Ram, the Palm Beach Gardens-based company developing the Mark at CityScape, said that the building will be getting more decorative elements and landscaping before the first tenant arrives March 1.
"When you're walking down the street, you won't feel like you are walking next to a building that's going 12 stories up," Councilman Robert Weinroth said. "You are only going to see four or five floors from the street. It's not going to block the light from the sun and you are not going to feel like you are going into this concrete cavern."
Still, in a city that prides itself for its unique "Boca" look, how high buildings should rise has become an urgent question.
Developers also want to build a set of four spired structures, with the tallest rising 460 feet, just outside Boca's downtown. But because Boca's codes don't even contemplate those heights, it has not started making its way through the city's approval process.
Jim Wood, a downtown Boca resident, said several people moved to downtown assuming buildings wouldn't rise more than 100 feet.
"The citizens should have the opportunity to weigh in on whether they want buildings at 100 feet or 160 feet," said Wood, who moved downtown in 1998. "The 100-foot buildings are already starting to block out the view of the sky."
But some say there are practical reasons for wanting to build higher.
"The views are better," said Derek Vander Ploeg, on why he was back in front of the Planning and Zoning Board this month to get permission for his development, Tower One Fifty-Five, to rise higher.

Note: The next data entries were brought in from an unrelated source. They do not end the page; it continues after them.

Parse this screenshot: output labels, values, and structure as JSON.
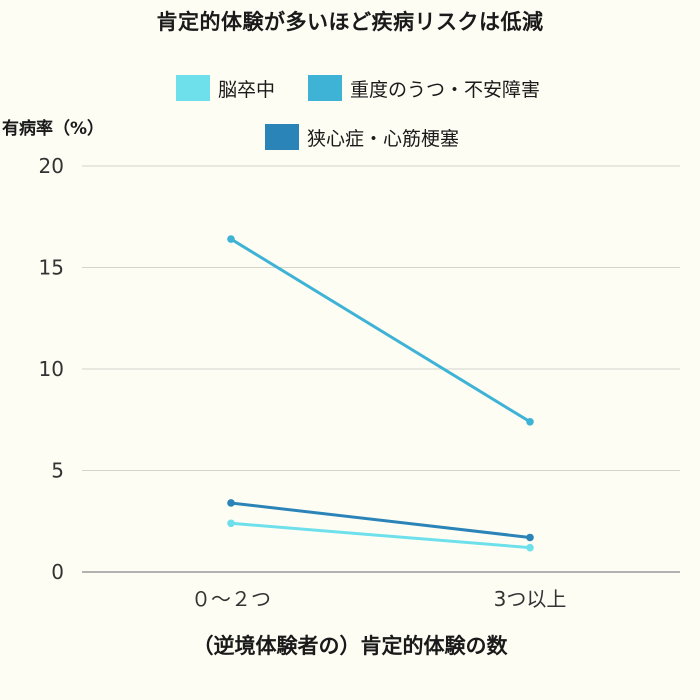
{
  "chart_data": {
    "type": "line",
    "title": "肯定的体験が多いほど疾病リスクは低減",
    "xlabel": "（逆境体験者の）肯定的体験の数",
    "ylabel": "有病率（%）",
    "categories": [
      "０～２つ",
      "3つ以上"
    ],
    "ylim": [
      0,
      20
    ],
    "yticks": [
      0,
      5,
      10,
      15,
      20
    ],
    "grid": true,
    "legend_position": "top",
    "series": [
      {
        "name": "脳卒中",
        "color": "#6ee0ec",
        "values": [
          2.4,
          1.2
        ]
      },
      {
        "name": "重度のうつ・不安障害",
        "color": "#3fb3d6",
        "values": [
          16.4,
          7.4
        ]
      },
      {
        "name": "狭心症・心筋梗塞",
        "color": "#2b84b8",
        "values": [
          3.4,
          1.7
        ]
      }
    ]
  }
}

More properties for high-rises?
At meetings next month, Boca Raton city officials will discuss additional business that could further affect construction downtown. They'll consider whether smaller parcels should be allowed to have buildings that rise to Boca's maximum height.
Currently, only parcels that are 2 acres or larger are eligible for construction of buildings higher than 100 feet. But if the city were to allow high-rises on lots smaller than 2 acres, more than 150 additional lots would become eligible for such construction.
Dropping that 2-acre minimum requirement for taller buildings will be before the City Council twice next month, first when it meets next as the Community Redevelopment Agency, and when it meets as the City Council.